Lágrimas Abençoadas/IV/V
O padre separára-se no caminho, por suppor que a sua assistencia constrangeria Alvaro na presença de Maria dos Prazeres. Alvaro, porém, desde que se viu só, e á porta do mosteiro, desanimou.
Não foi o receio de ser accusado de ingrato e cruel que o susteve. Essas accusações já o frade lhe tinha dito que as não ouviria. O que lhe esfriou o alvoroço com que ia, foi um sentimento de vergonha de si proprio. Acostumado a deixar-se sempre guiar, sem combate, pelas primeiras impressões, boas ou más, Alvaro, depressa annuira a procurar sua mulher, e mais depressa foi vencido pelo orgulho que lhe dizia quanto elle ia ser pequeno diante de sua mulher.

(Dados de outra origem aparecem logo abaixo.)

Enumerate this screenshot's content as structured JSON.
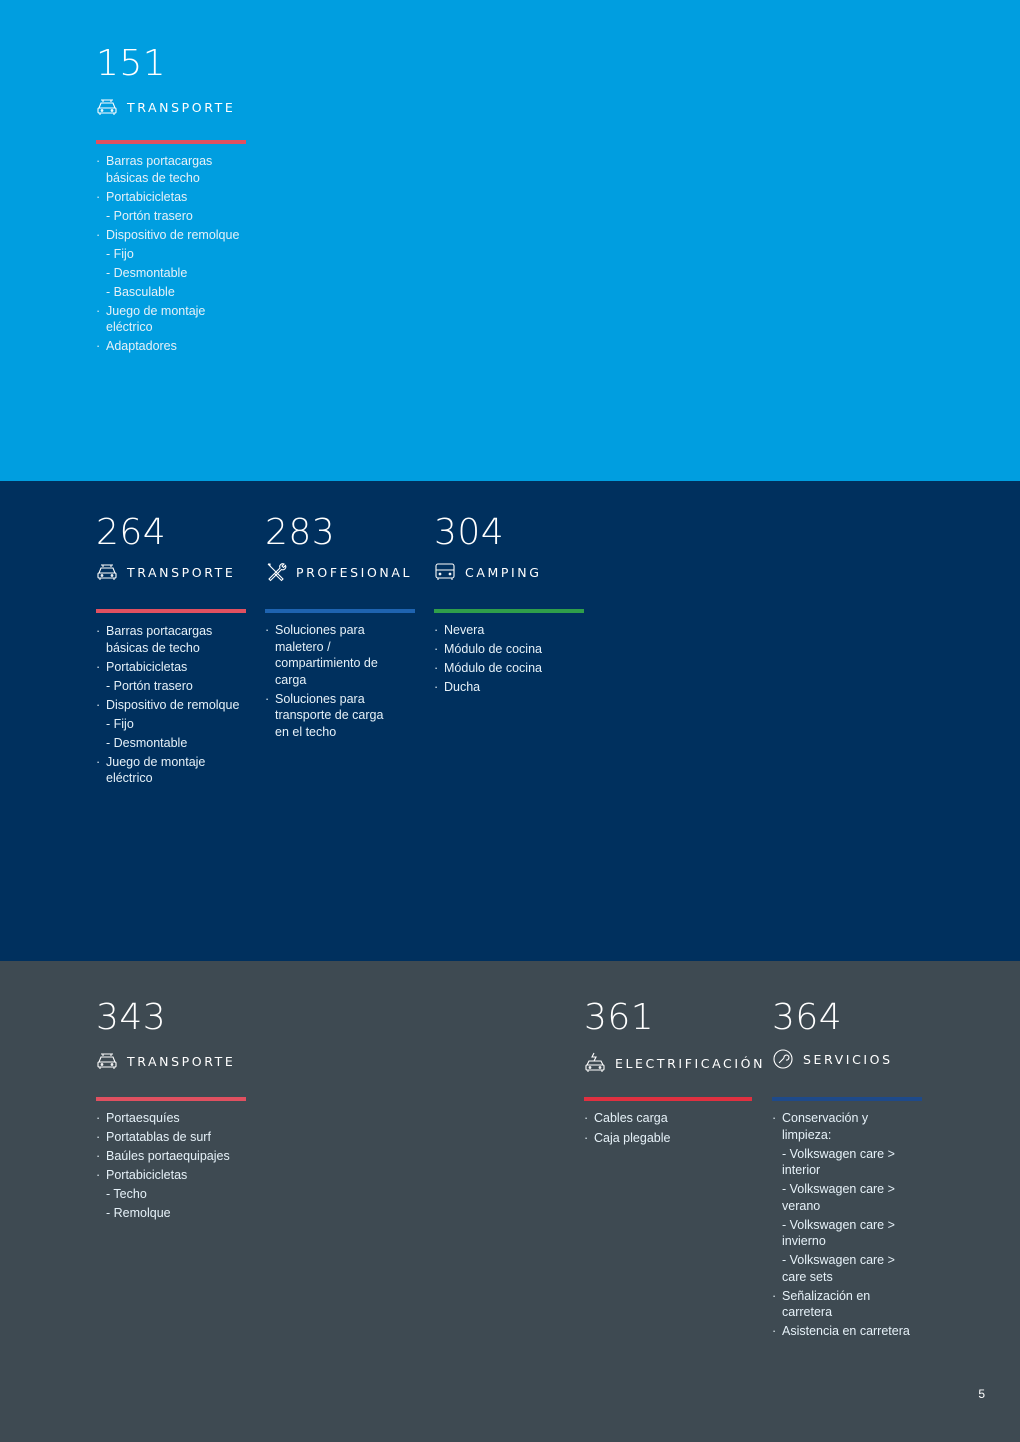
{
  "sections": {
    "transporte151": {
      "number": "151",
      "label": "TRANSPORTE",
      "icon": "car-roof-rack-icon",
      "rule_color": "#e05060",
      "items": [
        "Barras portacargas básicas de techo",
        "Portabicicletas",
        "- Portón trasero",
        "Dispositivo de remolque",
        "- Fijo",
        "- Desmontable",
        "- Basculable",
        "Juego de montaje eléctrico",
        "Adaptadores"
      ]
    },
    "transporte264": {
      "number": "264",
      "label": "TRANSPORTE",
      "icon": "car-roof-rack-icon",
      "rule_color": "#e05060",
      "items": [
        "Barras portacargas básicas de techo",
        "Portabicicletas",
        "- Portón trasero",
        "Dispositivo de remolque",
        "- Fijo",
        "- Desmontable",
        "Juego de montaje eléctrico"
      ]
    },
    "profesional283": {
      "number": "283",
      "label": "PROFESIONAL",
      "icon": "tools-icon",
      "rule_color": "#1e63b0",
      "items": [
        "Soluciones para maletero / compartimiento de carga",
        "Soluciones para transporte de carga en el techo"
      ]
    },
    "camping304": {
      "number": "304",
      "label": "CAMPING",
      "icon": "van-icon",
      "rule_color": "#2f9e4a",
      "items": [
        "Nevera",
        "Módulo de cocina",
        "Módulo de cocina",
        "Ducha"
      ]
    },
    "transporte343": {
      "number": "343",
      "label": "TRANSPORTE",
      "icon": "car-roof-rack-icon",
      "rule_color": "#e05060",
      "items": [
        "Portaesquíes",
        "Portatablas de surf",
        "Baúles portaequipajes",
        "Portabicicletas",
        "- Techo",
        "- Remolque"
      ]
    },
    "electrificacion361": {
      "number": "361",
      "label": "ELECTRIFICACIÓN",
      "icon": "electric-car-icon",
      "rule_color": "#e03040",
      "items": [
        "Cables carga",
        "Caja plegable"
      ]
    },
    "servicios364": {
      "number": "364",
      "label": "SERVICIOS",
      "icon": "wrench-circle-icon",
      "rule_color": "#1e4a8a",
      "items": [
        "Conservación y limpieza:",
        "- Volkswagen care > interior",
        "- Volkswagen care > verano",
        "- Volkswagen care > invierno",
        "- Volkswagen care > care sets",
        "Señalización en carretera",
        "Asistencia en carretera"
      ]
    }
  },
  "page_number": "5"
}
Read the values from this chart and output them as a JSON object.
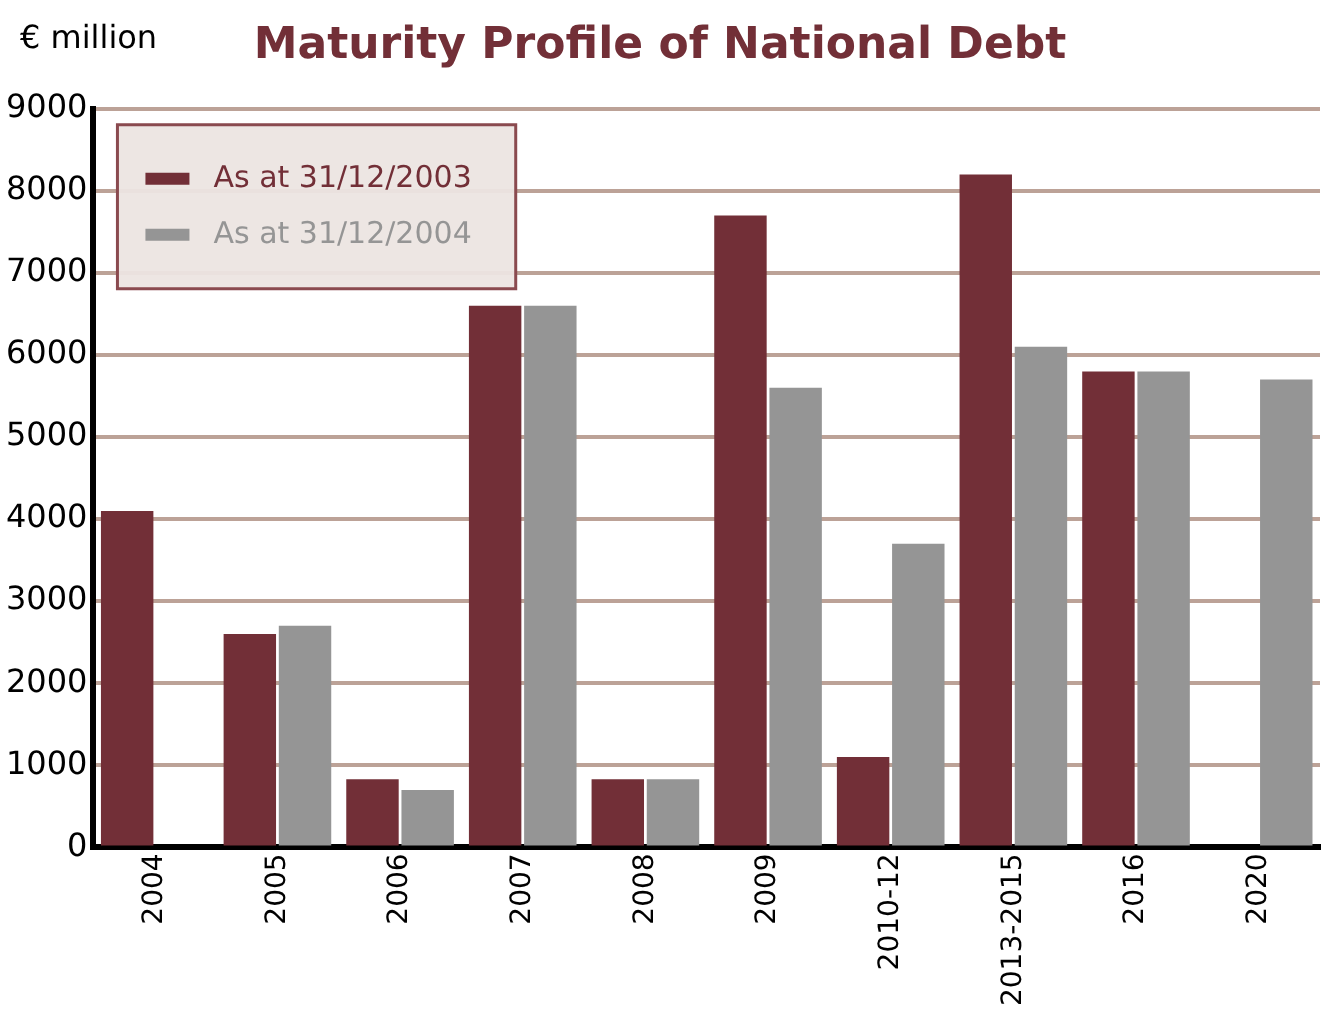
{
  "chart_data": {
    "type": "bar",
    "title": "Maturity Profile of National Debt",
    "ylabel": "€ million",
    "categories": [
      "2004",
      "2005",
      "2006",
      "2007",
      "2008",
      "2009",
      "2010-12",
      "2013-2015",
      "2016",
      "2020"
    ],
    "series": [
      {
        "name": "As at 31/12/2003",
        "color": "#722f37",
        "values": [
          4100,
          2600,
          830,
          6600,
          830,
          7700,
          1100,
          8200,
          5800,
          null
        ]
      },
      {
        "name": "As at 31/12/2004",
        "color": "#959595",
        "values": [
          null,
          2700,
          700,
          6600,
          830,
          5600,
          3700,
          6100,
          5800,
          5700
        ]
      }
    ],
    "ylim": [
      0,
      9000
    ],
    "yticks": [
      0,
      1000,
      2000,
      3000,
      4000,
      5000,
      6000,
      7000,
      8000,
      9000
    ],
    "grid": "y",
    "legend": "top left"
  }
}
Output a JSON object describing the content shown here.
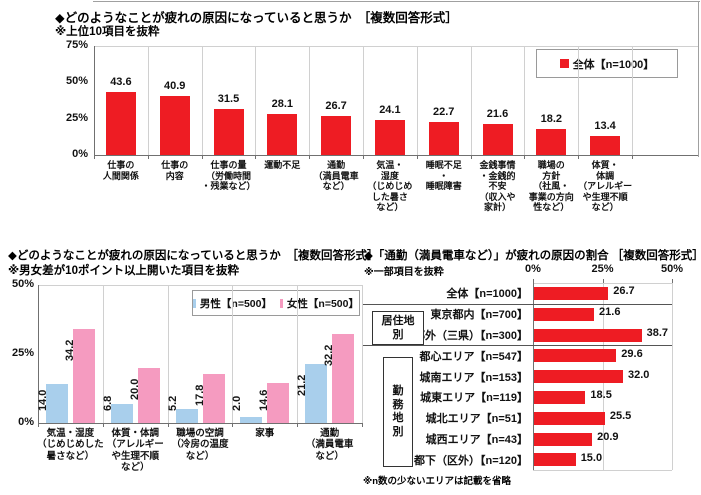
{
  "colors": {
    "red": "#ee1c23",
    "blue": "#a9cfec",
    "pink": "#f59bc0",
    "axis": "#707070",
    "grid": "#d0d0d0",
    "frame": "#a0a0a0",
    "text": "#111111"
  },
  "chart_data": [
    {
      "id": "fatigue-causes-total",
      "type": "bar",
      "title": "◆どのようなことが疲れの原因になっていると思うか　［複数回答形式］",
      "subtitle": "※上位10項目を抜粋",
      "legend": {
        "label": "全体【n=1000】"
      },
      "ylim": [
        0,
        75
      ],
      "yticks": [
        "75%",
        "50%",
        "25%",
        "0%"
      ],
      "grid": "category-separators",
      "legend_position": "top-right",
      "categories": [
        "仕事の\n人間関係",
        "仕事の\n内容",
        "仕事の量\n（労働時間\n・残業など）",
        "運動不足",
        "通勤\n（満員電車\nなど）",
        "気温・\n湿度\n（じめじめ\nした暑さ\nなど）",
        "睡眠不足\n・\n睡眠障害",
        "金銭事情\n・金銭的\n不安\n（収入や\n家計）",
        "職場の\n方針\n（社風・\n事業の方向\n性など）",
        "体質・\n体調\n（アレルギー\nや生理不順\nなど）"
      ],
      "values": [
        43.6,
        40.9,
        31.5,
        28.1,
        26.7,
        24.1,
        22.7,
        21.6,
        18.2,
        13.4
      ],
      "value_labels": [
        "43.6",
        "40.9",
        "31.5",
        "28.1",
        "26.7",
        "24.1",
        "22.7",
        "21.6",
        "18.2",
        "13.4"
      ]
    },
    {
      "id": "fatigue-causes-gender",
      "type": "bar",
      "title": "◆どのようなことが疲れの原因になっていると思うか　［複数回答形式］",
      "subtitle": "※男女差が10ポイント以上開いた項目を抜粋",
      "ylim": [
        0,
        50
      ],
      "yticks": [
        "50%",
        "25%",
        "0%"
      ],
      "legend_position": "top-right",
      "categories": [
        "気温・湿度\n（じめじめした\n暑さなど）",
        "体質・体調\n（アレルギー\nや生理不順\nなど）",
        "職場の空調\n（冷房の温度\nなど）",
        "家事",
        "通勤\n（満員電車\nなど）"
      ],
      "series": [
        {
          "name": "男性【n=500】",
          "color_key": "blue",
          "values": [
            14.0,
            6.8,
            5.2,
            2.0,
            21.2
          ],
          "value_labels": [
            "14.0",
            "6.8",
            "5.2",
            "2.0",
            "21.2"
          ]
        },
        {
          "name": "女性【n=500】",
          "color_key": "pink",
          "values": [
            34.2,
            20.0,
            17.8,
            14.6,
            32.2
          ],
          "value_labels": [
            "34.2",
            "20.0",
            "17.8",
            "14.6",
            "32.2"
          ]
        }
      ]
    },
    {
      "id": "commute-cause-by-area",
      "type": "bar-horizontal",
      "title": "◆「通勤（満員電車など）」が疲れの原因の割合 ［複数回答形式］",
      "subtitle": "※一部項目を抜粋",
      "footnote": "※n数の少ないエリアは記載を省略",
      "xlim": [
        0,
        50
      ],
      "xticks": [
        "0%",
        "25%",
        "50%"
      ],
      "groups": [
        {
          "label": "",
          "rows": [
            {
              "label": "全体【n=1000】",
              "value": 26.7,
              "value_label": "26.7"
            }
          ]
        },
        {
          "label": "居住地別",
          "rows": [
            {
              "label": "東京都内【n=700】",
              "value": 21.6,
              "value_label": "21.6"
            },
            {
              "label": "都外（三県）【n=300】",
              "value": 38.7,
              "value_label": "38.7"
            }
          ]
        },
        {
          "label": "勤務地別",
          "rows": [
            {
              "label": "都心エリア【n=547】",
              "value": 29.6,
              "value_label": "29.6"
            },
            {
              "label": "城南エリア【n=153】",
              "value": 32.0,
              "value_label": "32.0"
            },
            {
              "label": "城東エリア【n=119】",
              "value": 18.5,
              "value_label": "18.5"
            },
            {
              "label": "城北エリア【n=51】",
              "value": 25.5,
              "value_label": "25.5"
            },
            {
              "label": "城西エリア【n=43】",
              "value": 20.9,
              "value_label": "20.9"
            },
            {
              "label": "都下（区外）【n=120】",
              "value": 15.0,
              "value_label": "15.0"
            }
          ]
        }
      ]
    }
  ]
}
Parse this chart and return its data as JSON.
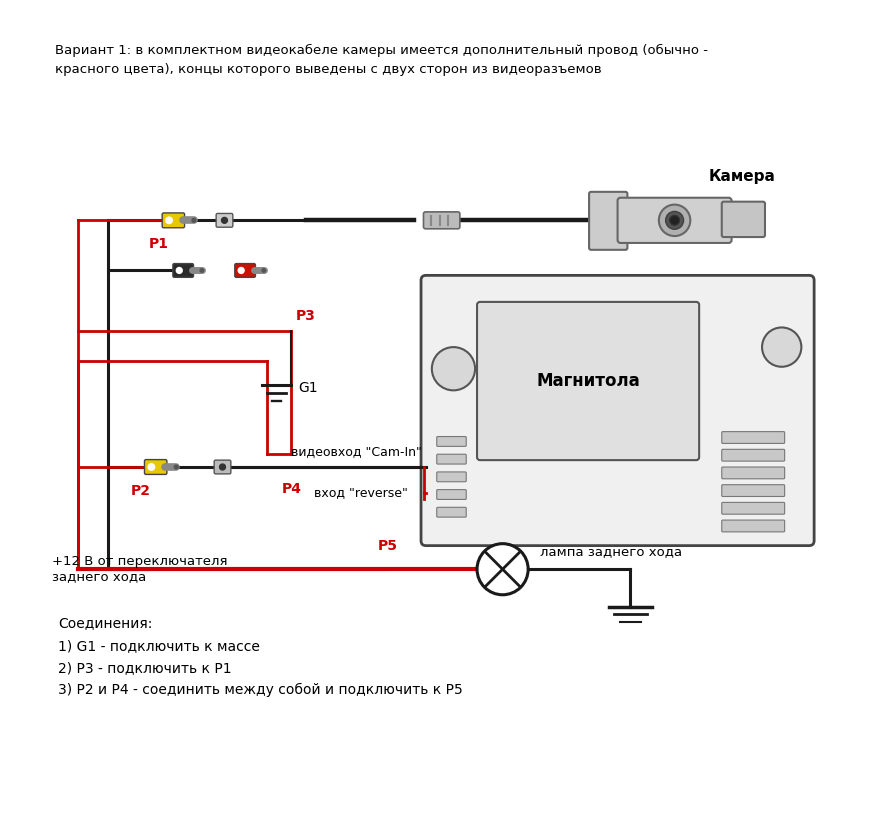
{
  "title_text": "Вариант 1: в комплектном видеокабеле камеры имеется дополнительный провод (обычно -\nкрасного цвета), концы которого выведены с двух сторон из видеоразъемов",
  "label_camera": "Камера",
  "label_magnitola": "Магнитола",
  "label_lamp": "лампа заднего хода",
  "label_p1": "P1",
  "label_p2": "P2",
  "label_p3": "P3",
  "label_p4": "P4",
  "label_p5": "P5",
  "label_g1": "G1",
  "label_cam_in": "видеовход \"Cam-In\"",
  "label_reverse": "вход \"reverse\"",
  "label_12v": "+12 В от переключателя\nзаднего хода",
  "label_connections": "Соединения:\n1) G1 - подключить к массе\n2) Р3 - подключить к Р1\n3) Р2 и Р4 - соединить между собой и подключить к Р5",
  "bg_color": "#ffffff",
  "black_wire": "#1a1a1a",
  "red_wire": "#cc0000",
  "yellow_rca": "#e8c800",
  "gray_rca": "#aaaaaa",
  "black_rca": "#222222",
  "red_rca": "#cc2200"
}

A soberba apraz-se, ás vezes, escarnecer as suas victimas, depois que as acha despenhadas na miseria. É quando ella se converte em castigo duro, tormento incomparavel. Em quanto rico, Alvaro, mordido pela serpente da soberba, acudiu á dôr da chaga com o balsamo do ouro, essa alavanca poderosa do capricho e da vingança. Pobre, a ferretoada da vibora entrava-lhe até ao coração, e d'ahi lavrava ulcerosa, porque a miseria constante lh'a estava descarnando sempre.
Por isso o pobre orgulhoso será entre os mais desgraçados o primeiro. Se Deus se não amercear das angustias, que espedaçam o homem caído em miseria do alto da grandeza, o inferno das dôres indescriptiveis estará no coração d'esse Lucifer despenhado.